Abstract:To investigate whether the vanishing point (VP) plays a significant role in gaze guidance, we ran two experiments. In the first one, we recorded fixations of 10 observers (4 female; mean age 22; SD=0.84) freely viewing 532 images, out of which 319 had VP (shuffled presentation; each image for 4 secs). We found that the average number of fixations at a local region (80x80 pixels) centered at the VP is significantly higher than the average fixations at random locations (t-test; n=319; p=1.8e-35). To address the confounding factor of saliency, we learned a combined model of bottom-up saliency and VP. AUC score of our model (0.85; SD=0.01) is significantly higher than the original saliency model (e.g., 0.8 using AIM model by Bruce & Tsotsos (2009), t-test; p= 3.14e-16) and the VP-only model (0.64, t-test; p= 4.02e-22). In the second experiment, we asked 14 subjects (4 female, mean age 23.07, SD=1.26) to search for a target character (T or L) placed randomly on a 3x3 imaginary grid overlaid on top of an image. Subjects reported their answers by pressing one of two keys. Stimuli consisted of 270 color images (180 with a single VP, 90 without). The target happened with equal probability inside each cell (15 times L, 15 times T). We found that subjects were significantly faster (and more accurate) when target happened inside the cell containing the VP compared to cells without VP (median across 14 subjects 1.34 sec vs. 1.96; Wilcoxon rank-sum test; p = 0.0014). Response time at VP cells were also significantly lower than response time on images without VP (median 2.37; p= 4.77e-05). These findings support the hypothesis that vanishing point, similar to face and text (Cerf et al., 2009) as well as gaze direction (Borji et al., 2014) attracts attention in free-viewing and visual search.

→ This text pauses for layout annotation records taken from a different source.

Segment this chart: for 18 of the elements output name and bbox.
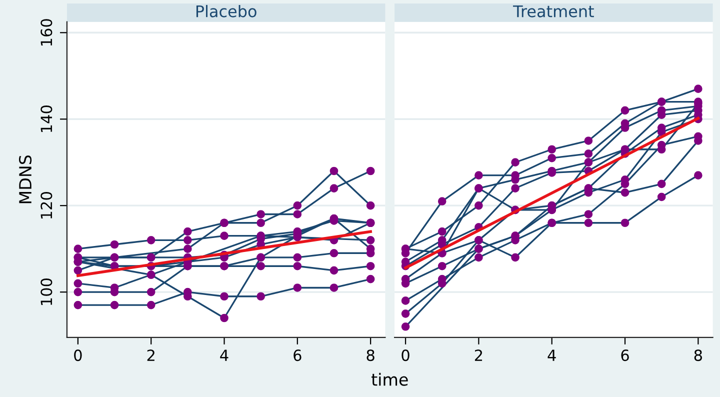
chart-title: Treatment [513,5,594,18]
x-tick-label: 4 [220,350,228,361]
y-tick-label: 160 [40,19,52,46]
chart-title: Placebo [196,4,256,18]
x-axis-title: time [372,372,408,386]
y-tick-label: 120 [40,192,52,218]
x-tick-label: 4 [548,350,556,361]
x-tick-label: 6 [621,350,629,362]
x-tick-label: 0 [74,350,82,362]
x-tick-label: 8 [366,350,374,362]
x-tick-label: 6 [294,350,302,362]
y-axis-title: MDNS [18,155,32,204]
y-tick-label: 100 [40,278,52,305]
x-tick-label: 0 [402,350,410,362]
x-tick-label: 2 [147,350,154,361]
x-tick-label: 2 [474,350,482,361]
x-tick-label: 8 [694,350,702,362]
y-tick-label: 140 [40,106,52,132]
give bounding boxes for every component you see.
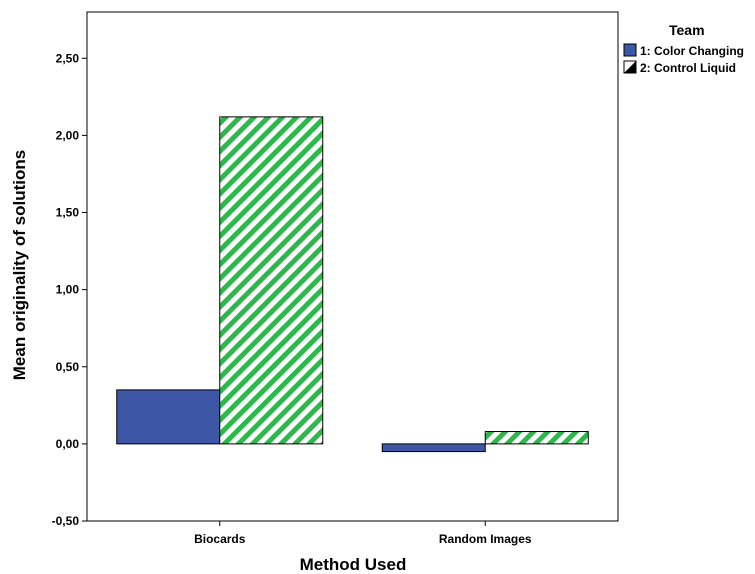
y-axis: -0,50 0,00 0,50 1,00 1,50 2,00 2,50 (52, 51, 87, 528)
x-tick-label: Random Images (439, 532, 532, 546)
y-tick-label: 0,00 (56, 437, 80, 451)
y-tick-label: 0,50 (56, 360, 80, 374)
y-tick-label: 1,00 (56, 283, 80, 297)
bar-color-changing-0 (116, 389, 221, 445)
legend: Team 1: Color Changing 2: Control Liquid (623, 22, 744, 75)
plot-area (86, 11, 619, 522)
bar-control-liquid-0 (219, 116, 324, 445)
y-tick-label: -0,50 (52, 514, 80, 528)
bar-control-liquid-1 (484, 431, 589, 445)
x-axis: Biocards Random Images (194, 521, 532, 546)
legend-item-color-changing: 1: Color Changing (623, 43, 744, 58)
x-tick-label: Biocards (194, 532, 246, 546)
y-tick-label: 1,50 (56, 206, 80, 220)
legend-swatch-hatch (624, 61, 636, 73)
legend-label-control-liquid: 2: Control Liquid (640, 61, 736, 75)
bar-color-changing-1 (381, 443, 486, 453)
legend-item-control-liquid: 2: Control Liquid (623, 60, 736, 75)
y-tick-label: 2,00 (56, 128, 80, 142)
y-axis-title: Mean originality of solutions (10, 150, 29, 380)
legend-swatch-color-changing (623, 43, 637, 57)
bars (116, 116, 589, 453)
legend-title: Team (669, 22, 705, 38)
legend-label-color-changing: 1: Color Changing (640, 44, 744, 58)
x-axis-title: Method Used (300, 555, 407, 574)
y-tick-label: 2,50 (56, 51, 80, 65)
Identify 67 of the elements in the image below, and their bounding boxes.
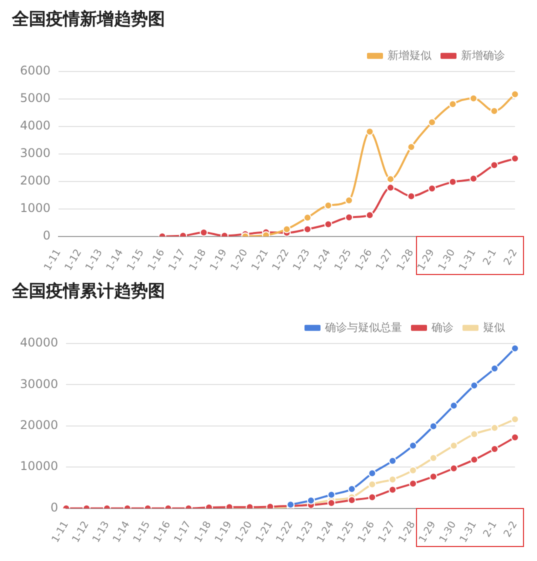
point — [324, 202, 332, 210]
x-tick-label: 2-1 — [481, 248, 500, 268]
point — [366, 128, 374, 136]
point — [470, 174, 478, 183]
point — [368, 469, 376, 478]
y-tick-label: 40000 — [20, 336, 58, 350]
point — [470, 430, 478, 438]
y-tick-label: 30000 — [20, 376, 58, 391]
point — [448, 100, 457, 108]
point — [448, 178, 457, 186]
legend-label: 确诊与疑似总量 — [324, 320, 402, 334]
y-tick-label: 0 — [42, 228, 51, 242]
legend-label: 新增确诊 — [461, 48, 505, 62]
point — [304, 225, 312, 234]
point — [450, 402, 458, 410]
y-tick-label: 10000 — [20, 459, 58, 474]
point — [470, 456, 478, 464]
chart-title: 全国疫情累计趋势图 — [11, 282, 165, 302]
point — [490, 364, 499, 373]
point — [450, 464, 458, 472]
point — [386, 175, 395, 184]
point — [348, 496, 356, 504]
point — [306, 496, 315, 505]
point — [511, 433, 519, 442]
point — [511, 415, 519, 424]
point — [511, 344, 519, 352]
y-tick-label: 20000 — [20, 418, 58, 432]
point — [470, 381, 478, 390]
point — [386, 184, 395, 192]
point — [345, 213, 354, 222]
point — [428, 118, 436, 126]
point — [490, 424, 499, 432]
point — [324, 220, 332, 228]
x-tick-label: 2-2 — [502, 520, 520, 540]
y-tick-label: 4000 — [20, 118, 51, 133]
point — [366, 211, 374, 220]
point — [450, 442, 458, 450]
point — [388, 456, 397, 465]
legend-label: 确诊 — [430, 320, 454, 334]
point — [408, 480, 417, 488]
point — [282, 225, 291, 234]
y-tick-label: 5000 — [20, 91, 51, 106]
legend-label: 新增疑似 — [388, 48, 432, 62]
point — [407, 143, 416, 151]
x-tick-label: 2-2 — [502, 248, 520, 268]
point — [511, 90, 519, 98]
y-tick-label: 1000 — [20, 200, 51, 215]
y-tick-label: 2000 — [20, 173, 51, 188]
point — [470, 94, 478, 102]
point — [490, 161, 498, 170]
point — [327, 490, 336, 499]
legend-label: 疑似 — [483, 320, 505, 334]
point — [368, 480, 376, 488]
chart-title: 全国疫情新增趋势图 — [11, 10, 165, 30]
x-tick-label: 2-1 — [482, 520, 500, 540]
y-tick-label: 0 — [50, 500, 58, 514]
point — [408, 442, 417, 450]
point — [407, 192, 416, 200]
point — [429, 422, 438, 430]
y-tick-label: 6000 — [20, 64, 51, 78]
y-tick-label: 3000 — [20, 146, 51, 160]
point — [408, 466, 417, 474]
point — [429, 472, 438, 481]
point — [327, 498, 336, 507]
point — [368, 493, 376, 502]
point — [304, 214, 312, 222]
point — [388, 486, 397, 494]
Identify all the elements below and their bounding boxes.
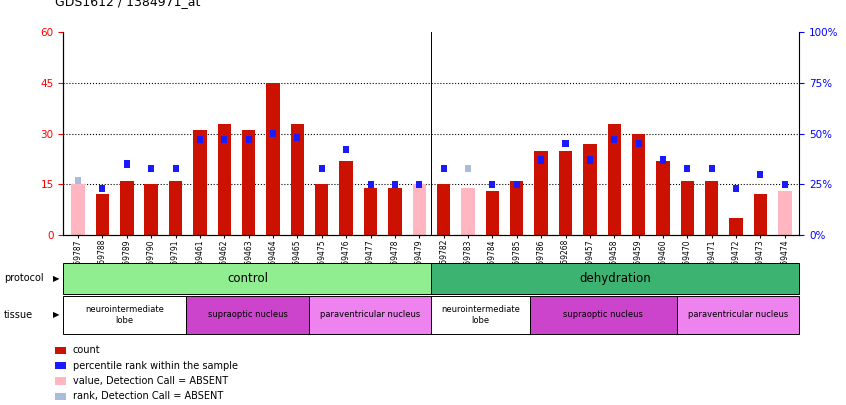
Bar bbox=[291, 124, 304, 235]
Bar bbox=[315, 184, 328, 235]
Bar bbox=[681, 181, 694, 235]
Bar bbox=[294, 134, 300, 141]
Text: paraventricular nucleus: paraventricular nucleus bbox=[688, 310, 788, 320]
Bar bbox=[96, 194, 109, 235]
Bar bbox=[124, 160, 129, 168]
Text: value, Detection Call = ABSENT: value, Detection Call = ABSENT bbox=[73, 376, 228, 386]
Bar bbox=[367, 181, 374, 188]
Bar bbox=[559, 151, 572, 235]
Bar bbox=[583, 144, 596, 235]
Bar bbox=[217, 124, 231, 235]
Bar bbox=[563, 140, 569, 147]
Bar bbox=[388, 188, 402, 235]
Bar bbox=[510, 181, 524, 235]
Bar bbox=[660, 156, 666, 164]
Text: ▶: ▶ bbox=[52, 274, 59, 283]
Bar bbox=[145, 184, 158, 235]
Bar bbox=[416, 181, 422, 188]
Bar bbox=[461, 188, 475, 235]
Bar bbox=[514, 181, 519, 188]
Bar bbox=[684, 164, 690, 172]
Bar bbox=[75, 177, 81, 184]
Bar bbox=[100, 185, 106, 192]
Bar bbox=[173, 164, 179, 172]
Bar bbox=[364, 188, 377, 235]
Text: supraoptic nucleus: supraoptic nucleus bbox=[563, 310, 643, 320]
Bar bbox=[587, 156, 593, 164]
Text: paraventricular nucleus: paraventricular nucleus bbox=[320, 310, 420, 320]
Bar bbox=[729, 218, 743, 235]
Bar bbox=[319, 164, 325, 172]
Bar bbox=[343, 146, 349, 153]
Text: ▶: ▶ bbox=[52, 310, 59, 320]
Bar bbox=[169, 181, 182, 235]
Text: count: count bbox=[73, 345, 101, 355]
Bar bbox=[120, 181, 134, 235]
Bar bbox=[709, 164, 715, 172]
Text: rank, Detection Call = ABSENT: rank, Detection Call = ABSENT bbox=[73, 392, 223, 401]
Bar bbox=[392, 181, 398, 188]
Bar bbox=[270, 130, 276, 137]
Bar bbox=[733, 185, 739, 192]
Bar bbox=[339, 161, 353, 235]
Bar bbox=[71, 184, 85, 235]
Bar bbox=[611, 136, 618, 143]
Text: GDS1612 / 1384971_at: GDS1612 / 1384971_at bbox=[55, 0, 201, 8]
Bar bbox=[757, 171, 763, 178]
Bar bbox=[705, 181, 718, 235]
Text: percentile rank within the sample: percentile rank within the sample bbox=[73, 361, 238, 371]
Bar bbox=[441, 164, 447, 172]
Bar bbox=[465, 164, 471, 172]
Bar bbox=[148, 164, 154, 172]
Bar bbox=[632, 134, 645, 235]
Bar bbox=[266, 83, 280, 235]
Bar bbox=[538, 156, 544, 164]
Bar bbox=[486, 191, 499, 235]
Bar bbox=[535, 151, 548, 235]
Text: protocol: protocol bbox=[4, 273, 44, 283]
Bar bbox=[222, 136, 228, 143]
Bar bbox=[193, 130, 206, 235]
Bar bbox=[782, 181, 788, 188]
Bar bbox=[754, 194, 767, 235]
Bar bbox=[778, 191, 792, 235]
Bar bbox=[197, 136, 203, 143]
Text: dehydration: dehydration bbox=[580, 272, 651, 285]
Bar bbox=[437, 184, 450, 235]
Text: control: control bbox=[227, 272, 268, 285]
Bar bbox=[656, 161, 670, 235]
Bar bbox=[607, 124, 621, 235]
Text: supraoptic nucleus: supraoptic nucleus bbox=[207, 310, 288, 320]
Bar bbox=[242, 130, 255, 235]
Text: neurointermediate
lobe: neurointermediate lobe bbox=[441, 305, 520, 324]
Bar bbox=[245, 136, 252, 143]
Bar bbox=[489, 181, 496, 188]
Bar bbox=[635, 140, 641, 147]
Text: tissue: tissue bbox=[4, 310, 33, 320]
Text: neurointermediate
lobe: neurointermediate lobe bbox=[85, 305, 164, 324]
Bar bbox=[413, 184, 426, 235]
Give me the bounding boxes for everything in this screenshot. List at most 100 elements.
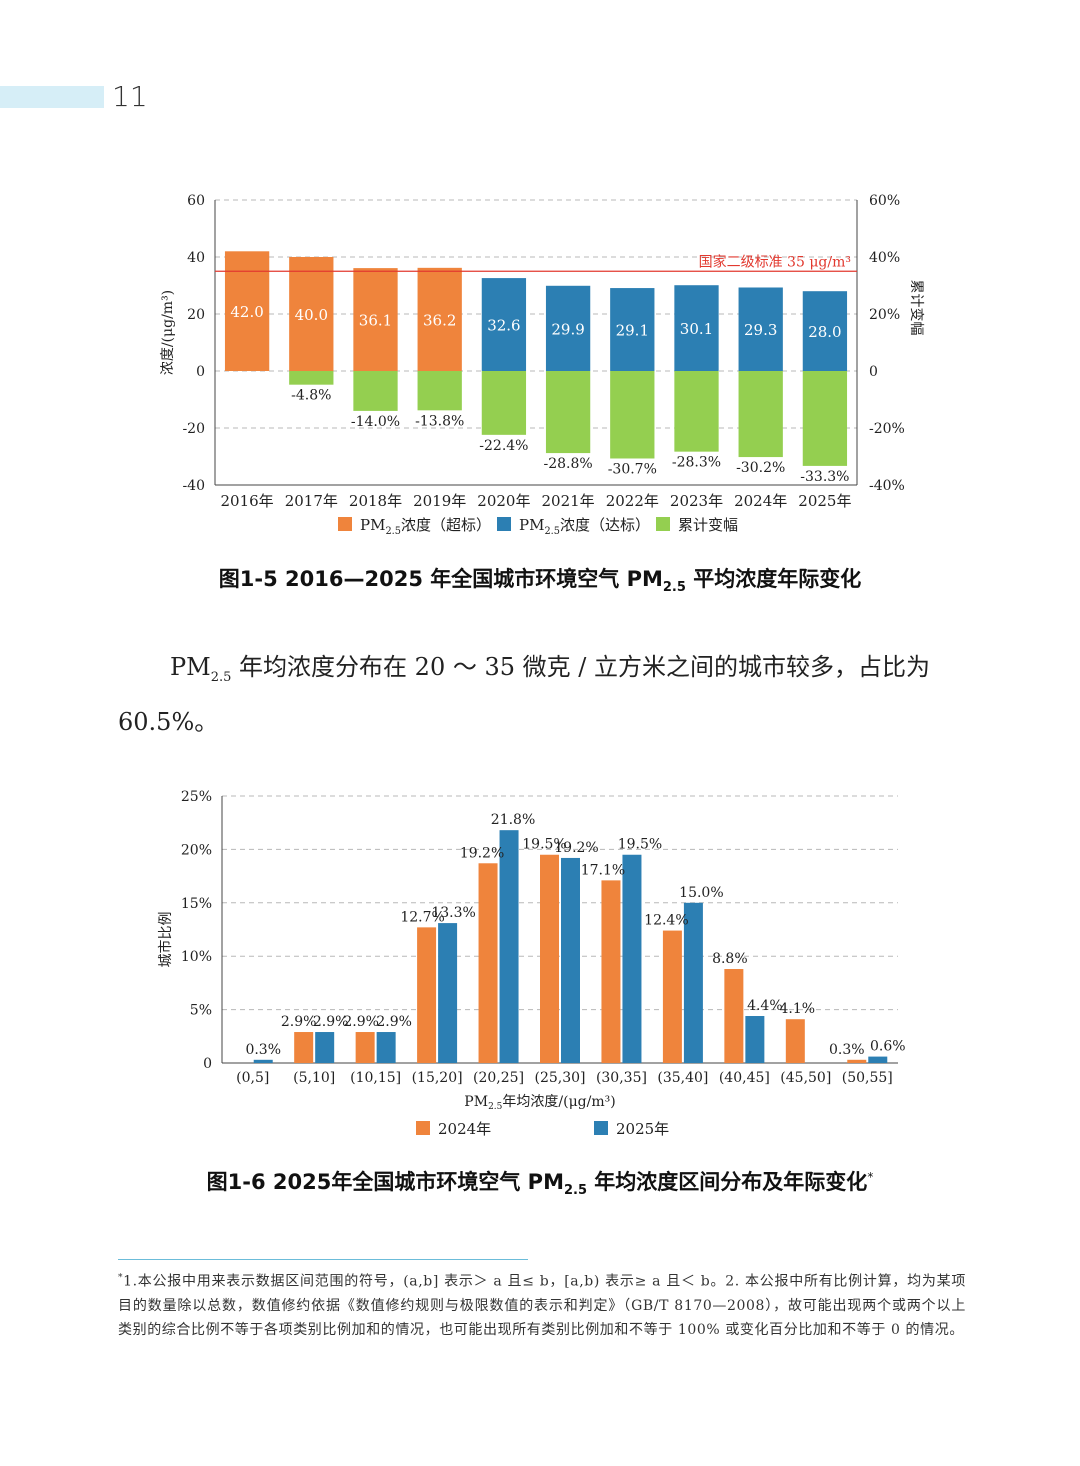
legend-swatch — [338, 517, 352, 531]
y-tick-label: 25% — [181, 789, 212, 805]
footnote-text: 1.本公报中用来表示数据区间范围的符号，(a,b] 表示＞ a 且≤ b，[a,… — [118, 1273, 966, 1338]
value-label-2025: 19.2% — [554, 840, 598, 856]
legend-label: PM2.5浓度（超标） — [360, 516, 491, 537]
legend-label-sub: 2.5 — [544, 526, 560, 537]
change-value-label: -28.3% — [672, 455, 721, 471]
x-tick-label: 2017年 — [285, 492, 338, 510]
legend-label-pre: PM — [519, 516, 544, 534]
y-tick-label: 20 — [187, 307, 205, 323]
caption-1-5-sub: 2.5 — [662, 580, 686, 596]
value-label-2024: 12.7% — [400, 909, 444, 925]
value-label-2025: 0.3% — [245, 1042, 281, 1058]
x-tick-label: 2023年 — [670, 492, 723, 510]
bar-2025 — [438, 923, 458, 1063]
bar-2025 — [499, 830, 519, 1063]
bar-2024 — [540, 854, 559, 1063]
x-tick-label: (20,25] — [473, 1070, 524, 1086]
legend-label-post: 浓度（超标） — [401, 516, 491, 534]
x-tick-label: 2016年 — [221, 492, 274, 510]
bar-2024 — [662, 930, 682, 1063]
y2-axis-title: 累计变幅 — [908, 280, 924, 336]
bar-concentration — [545, 285, 591, 371]
x-tick-label: 2020年 — [477, 492, 530, 510]
x-tick-label: (25,30] — [534, 1070, 585, 1086]
x-tick-label: (30,35] — [596, 1070, 647, 1086]
bar-value-label: 28.0 — [808, 323, 841, 341]
bar-value-label: 29.3 — [744, 321, 777, 339]
value-label-2024: 2.9% — [281, 1014, 317, 1030]
change-value-label: -22.4% — [479, 438, 528, 454]
bar-2025 — [745, 1016, 765, 1063]
caption-1-5-text: 图1-5 2016—2025 年全国城市环境空气 PM — [218, 567, 663, 591]
value-label-2024: 2.9% — [343, 1014, 379, 1030]
legend-label-post: 浓度（达标） — [560, 516, 650, 534]
bar-2025 — [561, 857, 580, 1063]
value-label-2025: 2.9% — [376, 1014, 412, 1030]
bar-2025 — [868, 1056, 888, 1063]
x-tick-label: (45,50] — [780, 1070, 831, 1086]
bar-2024 — [601, 880, 621, 1063]
x-axis-title-post: 年均浓度/(μg/m³) — [502, 1094, 615, 1110]
bar-2025 — [376, 1032, 396, 1063]
bar-concentration — [674, 285, 719, 371]
x-axis-title-sub: 2.5 — [488, 1102, 503, 1112]
y-tick-label: 40 — [187, 250, 205, 266]
legend-swatch — [416, 1121, 430, 1135]
value-label-2025: 19.5% — [618, 837, 662, 853]
x-tick-label: 2025年 — [798, 492, 851, 510]
bar-value-label: 29.1 — [616, 322, 649, 340]
x-tick-label: 2022年 — [606, 492, 659, 510]
caption-1-6-text: 图1-6 2025年全国城市环境空气 PM — [206, 1170, 564, 1194]
x-tick-label: (40,45] — [719, 1070, 770, 1086]
bar-2025 — [683, 902, 703, 1063]
bar-change — [674, 371, 719, 452]
change-value-label: -14.0% — [351, 414, 400, 430]
bar-change — [738, 371, 783, 458]
legend-label-pre: 累计变幅 — [678, 516, 738, 534]
bar-concentration — [610, 288, 655, 371]
bar-value-label: 29.9 — [551, 320, 584, 338]
x-tick-label: (35,40] — [657, 1070, 708, 1086]
bar-change — [353, 371, 398, 411]
x-tick-label: 2018年 — [349, 492, 402, 510]
bar-2024 — [417, 927, 437, 1063]
bar-value-label: 40.0 — [295, 306, 328, 324]
x-tick-label: (5,10] — [293, 1070, 335, 1086]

Abstract:By predicting where humans look in natural scenes, we can understand how they perceive complex natural scenes and prioritize information for further high-level visual processing. Several models have been proposed for this purpose, yet there is a gap between best existing saliency models and human performance. While many researchers have developed purely computational models for fixation prediction, less attempts have been made to discover cognitive factors that guide gaze. Here, we study the effect of a particular type of scene structural information, known as the vanishing point, and show that human gaze is attracted to the vanishing point regions. We record eye movements of 10 observers over 532 images, out of which 319 have vanishing points. We then construct a combined model of traditional saliency and a vanishing point channel and show that our model outperforms state of the art saliency models using three scores on our dataset.